Asian thirsts for French wines has sent prices skyrocketing, and the most prestigious Bordeaux winemakers are enjoying "astronomical profits," a French newspaper reports.

According to a story in Le nouvel Observateur (reprinted by Worldcrunch, a new global—news site that translates stories in foreign languages into English), new Chinese millionaires attending a May 17 auction in Hong Kong fought over a handful of wines made by Château Latour.

One bottle dating back to 1863 which reportedly sold for 48,730 euros, or about $70,039 at the Christie's auction.

Château Latour belongs to Francois Pinault, a French businessman who specializes in luxury goods and better known in America as the husband of Hollywood actress Salma Hayek. 

The story comes after the opening day of the 30th international wine and spirits fair in Bordeaux.

Amid financial turmoil in Europe and other regions, wine-makers had expected much from the rising demand of emerging market economies and in particular countries such as China, Reuters reports.

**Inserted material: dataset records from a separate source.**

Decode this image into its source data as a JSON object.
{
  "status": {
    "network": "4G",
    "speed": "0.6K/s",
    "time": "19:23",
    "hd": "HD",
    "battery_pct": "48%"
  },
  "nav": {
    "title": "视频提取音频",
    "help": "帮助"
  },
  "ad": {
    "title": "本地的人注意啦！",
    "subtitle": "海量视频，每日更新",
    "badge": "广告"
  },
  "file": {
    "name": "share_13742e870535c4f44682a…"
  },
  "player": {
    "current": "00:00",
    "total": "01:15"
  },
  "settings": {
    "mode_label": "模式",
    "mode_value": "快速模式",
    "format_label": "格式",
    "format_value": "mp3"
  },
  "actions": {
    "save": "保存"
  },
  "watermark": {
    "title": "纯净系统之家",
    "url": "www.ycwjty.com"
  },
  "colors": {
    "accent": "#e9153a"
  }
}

"We have gone through an unprecedented crisis but are in a substantial market," Xavier de Eizaguirre, chairman of Vinexpo, reportedly said at the opening ceremony. "We see good prospects, especially in the fast-growing economies of Asia and in particular in China."

It was something of a repeat performance for French winemakers with First Growth status under the 1885 Bordeaux Classification.

In October 2010, Château Lafite Rothschild, from the French wine-producing region of Pauillac, organized an auction in Hong Kong that saw buyers fighting over a bottle of Château Lafite Rothschild 1869, which was sold for more than 160,000 euros, or nearly $230,000 today.

According to the report, French winemakers have reacted to the auctions by hiking the prices of their wines, which doesn't seem to deter the aforementioned wealthy Chinese.

Other favored French labels include Medoc and Saint-Emilion.